Eventually, they hit on the tri-glide model. The basic idea is that the tri-glide protein complex lands on the genome and pulls the strand from each side so that a loop forms in the middle — just like the loop someone might make if they wanted to tighten a backpack strap.
“The strand just keeps feeding through and feeding through from each direction until it hits the keyword, which acts like a brake,” said Rao, a student in the Aiden lab and at Stanford University. “So it’s not so much that the keywords need to point at one another; it’s that they need to point at the tri-glide complex because the complex won’t recognize them if they point the other way. To the complex, they would look upside-down.”
Aiden said that one of the most astonishing implications of the new model is that loops on different chromosomes tend not to become entangled.
“In the old model, scientists thought that a loop formed when two bits of the genome wiggled around and then met inside the cell nucleus,” Aiden said. “But this process would lead to interweaving loops and highly entangled chromosomes. This is a big problem if you need those chromosomes to separate again when the cell divides.
“The tri-glide takes care of that,” he said. “Even in a big pile of backpacks, you can use your tri-glide to make a loop without any risk of entanglement.”

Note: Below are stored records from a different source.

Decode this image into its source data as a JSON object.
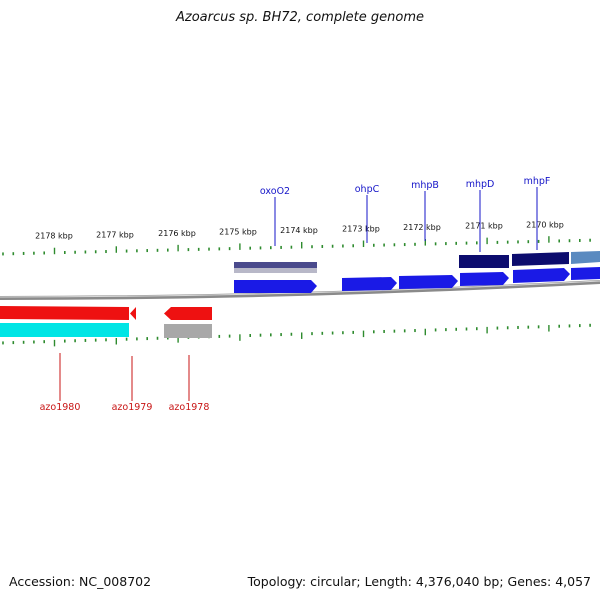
{
  "title": "Azoarcus sp. BH72, complete genome",
  "footer": {
    "accession": "Accession: NC_008702",
    "topology": "Topology: circular; Length: 4,376,040 bp; Genes: 4,057"
  },
  "colors": {
    "forward_label": "#1515c8",
    "reverse_label": "#c81515",
    "forward_gene": "#1a1ae6",
    "reverse_gene": "#ee1111",
    "tick": "#2e8b2e",
    "backbone": "#8a8a8a"
  },
  "scale": {
    "unit": "kbp",
    "labels": [
      "2178 kbp",
      "2177 kbp",
      "2176 kbp",
      "2175 kbp",
      "2174 kbp",
      "2173 kbp",
      "2172 kbp",
      "2171 kbp",
      "2170 kbp"
    ]
  },
  "genes_forward": [
    {
      "name": "oxoO2"
    },
    {
      "name": "ohpC"
    },
    {
      "name": "mhpB"
    },
    {
      "name": "mhpD"
    },
    {
      "name": "mhpF"
    }
  ],
  "genes_reverse": [
    {
      "name": "azo1980"
    },
    {
      "name": "azo1979"
    },
    {
      "name": "azo1978"
    }
  ]
}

Aiden said the discoveries were possible, in part, because of Rice’s new PowerOmics supercomputer, which allowed his team to analyze more 3-D folding data than was previously possible. The high-performance computer, an IBM POWER8 system that is customized with a cluster of NVIDIA graphical processing units, allowed Aiden’s group to run analyses in a few hours that would previously have taken several days or even weeks, he said.
Additional study co-authors include Su-Chen Huang, Neva C. Durand, Miriam H. Huntley, Andrew Jewett, Ivan D. Bochkov, Dharmaraj Chinnappan, Ashok Cutkosky, Jian Li, Kristopher P. Geeting, Doug McKenna and Elena K. Stamenova of the Center for Genome Architecture at Baylor; and Eric Lander, Andreas Gnirke, and Alexandre Melnikov of the Broad Institute, a collaboration between Harvard University and the Massachusetts Institute of Technology. Aiden, Sanborn and Li are also with the Center for Theoretical Biological Physics at Rice University. McKenna is also with Mathemaesthetics Inc. in Boulder, Colo.
The research was supported by the Welch Foundation, IBM, Nvidia, the National Science Foundation, the National Institutes of Health, the Cancer Prevention and Research Institute of Texas and the McNair Medical Institute. Rice’s PowerOmics high-performance computer cluster is managed by the Office of Information Technology’s Center for Research Computing in a partnership with the Ken Kennedy Institute for Information Technology.